Yolsuzluk karnesi
İstanbul seçimi, hiçbir dönem yalnızca İstanbul’u ilgilendiren bir seçim olmadı. Kentin yağmalana yağmalana tükenmeyen rant potansiyeli ile İBB’nin bütçe kaynakları yan yana geldiğinde olamazdı da...
Bu yanıyla İstanbul, iktidarın kaderini belirleme gücüne sahip.
İstanbul’u kimin/nasıl yöneteceği sorusuyla büyüyen gerilim, bu nedenle her şeyin önüne geçti. Oysa gündemde hak ettiği ölçüde tartışılmayan bir gelişme İstanbul seçimini önemli kılan nedenlerle bağlantılı.
Avrupa Komisyonu’nun iki hafta önce açıkladığı Türkiye İlerleme Raporu’ndan söz ediyorum. İlerleme Raporu ülkenin nasıl yönetildiği konusunda somut ve önemli veriler sunuyor.
“Yolsuzluk” başlığı özel bir ilgiyi hak etmeli. Çünkü oradaki tespitler, hepimizi çileden çıkaran, tahammül sınırlarını zorlayan Türkiye’deki iktidarla “iltisaklı” çıkar gruplarının yerel yönetimlerden merkezi bütçeye kadar kamu kaynaklarını nasıl olup da bu kadar rahat, kolay biçimde kullandığına ayna tutuyor.
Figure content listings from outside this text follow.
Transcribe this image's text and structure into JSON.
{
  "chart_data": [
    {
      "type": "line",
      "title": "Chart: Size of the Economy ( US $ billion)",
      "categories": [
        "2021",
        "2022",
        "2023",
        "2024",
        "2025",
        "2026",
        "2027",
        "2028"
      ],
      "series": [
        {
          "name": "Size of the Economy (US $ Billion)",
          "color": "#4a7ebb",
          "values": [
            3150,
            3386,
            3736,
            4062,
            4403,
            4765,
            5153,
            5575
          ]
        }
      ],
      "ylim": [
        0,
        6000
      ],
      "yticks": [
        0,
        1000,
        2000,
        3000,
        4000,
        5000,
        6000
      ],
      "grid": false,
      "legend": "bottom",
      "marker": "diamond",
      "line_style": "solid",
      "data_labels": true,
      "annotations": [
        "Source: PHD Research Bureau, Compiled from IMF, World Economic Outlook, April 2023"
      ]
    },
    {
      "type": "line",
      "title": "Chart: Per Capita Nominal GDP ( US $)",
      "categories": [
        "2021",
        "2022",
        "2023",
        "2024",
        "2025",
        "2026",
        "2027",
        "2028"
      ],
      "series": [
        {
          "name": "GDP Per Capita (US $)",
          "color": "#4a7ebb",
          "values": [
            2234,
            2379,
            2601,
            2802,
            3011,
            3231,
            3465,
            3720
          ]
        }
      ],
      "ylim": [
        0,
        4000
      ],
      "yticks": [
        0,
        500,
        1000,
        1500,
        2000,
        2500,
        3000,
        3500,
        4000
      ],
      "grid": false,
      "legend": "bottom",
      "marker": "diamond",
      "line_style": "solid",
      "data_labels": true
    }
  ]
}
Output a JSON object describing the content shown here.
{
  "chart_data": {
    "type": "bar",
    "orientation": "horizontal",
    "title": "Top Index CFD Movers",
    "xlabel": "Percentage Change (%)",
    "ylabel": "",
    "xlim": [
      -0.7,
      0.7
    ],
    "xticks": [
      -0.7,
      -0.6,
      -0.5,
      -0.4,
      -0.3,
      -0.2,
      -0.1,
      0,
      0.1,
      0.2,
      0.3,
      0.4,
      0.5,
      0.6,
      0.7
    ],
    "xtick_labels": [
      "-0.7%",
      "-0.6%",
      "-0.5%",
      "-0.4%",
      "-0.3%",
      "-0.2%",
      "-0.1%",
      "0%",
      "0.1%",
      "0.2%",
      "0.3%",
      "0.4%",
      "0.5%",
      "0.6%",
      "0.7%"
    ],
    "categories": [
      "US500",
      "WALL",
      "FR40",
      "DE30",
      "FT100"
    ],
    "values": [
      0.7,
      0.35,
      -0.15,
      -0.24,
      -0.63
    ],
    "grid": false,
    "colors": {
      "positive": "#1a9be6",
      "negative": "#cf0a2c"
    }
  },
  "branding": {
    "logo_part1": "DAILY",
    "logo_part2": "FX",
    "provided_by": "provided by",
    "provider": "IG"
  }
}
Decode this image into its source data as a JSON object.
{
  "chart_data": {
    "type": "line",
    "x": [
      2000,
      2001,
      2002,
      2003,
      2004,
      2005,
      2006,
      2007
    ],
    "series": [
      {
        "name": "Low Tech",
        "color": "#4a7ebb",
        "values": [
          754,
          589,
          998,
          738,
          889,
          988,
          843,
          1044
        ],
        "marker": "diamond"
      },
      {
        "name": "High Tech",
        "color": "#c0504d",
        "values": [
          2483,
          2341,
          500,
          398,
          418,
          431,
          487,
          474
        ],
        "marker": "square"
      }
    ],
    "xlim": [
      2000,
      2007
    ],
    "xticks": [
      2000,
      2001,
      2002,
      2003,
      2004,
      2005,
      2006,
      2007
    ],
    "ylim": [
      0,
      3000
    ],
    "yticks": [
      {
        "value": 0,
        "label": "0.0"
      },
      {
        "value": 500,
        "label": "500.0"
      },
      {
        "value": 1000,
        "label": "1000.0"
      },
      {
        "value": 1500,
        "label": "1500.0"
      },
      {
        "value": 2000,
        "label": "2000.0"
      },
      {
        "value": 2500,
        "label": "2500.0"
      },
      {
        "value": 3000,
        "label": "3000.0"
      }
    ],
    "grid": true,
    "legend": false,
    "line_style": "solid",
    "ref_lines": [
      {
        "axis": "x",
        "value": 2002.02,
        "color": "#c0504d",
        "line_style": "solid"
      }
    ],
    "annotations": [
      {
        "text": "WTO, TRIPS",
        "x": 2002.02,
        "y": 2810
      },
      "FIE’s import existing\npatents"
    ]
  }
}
AB’nin Türkiye İlerleme Raporu’ndaki yolsuzluk konulu tespitleri kısa ve anlaşılır unsurlarıyla dikkatinize sunmak istiyorum. “ERKEN AŞAMA” Rapor, Türkiye’nin yolsuzlukla mücadelede “erken aşama”da olduğu ve yolsuzlukla mücadelenin gerilediği saptamasıyla başlıyor.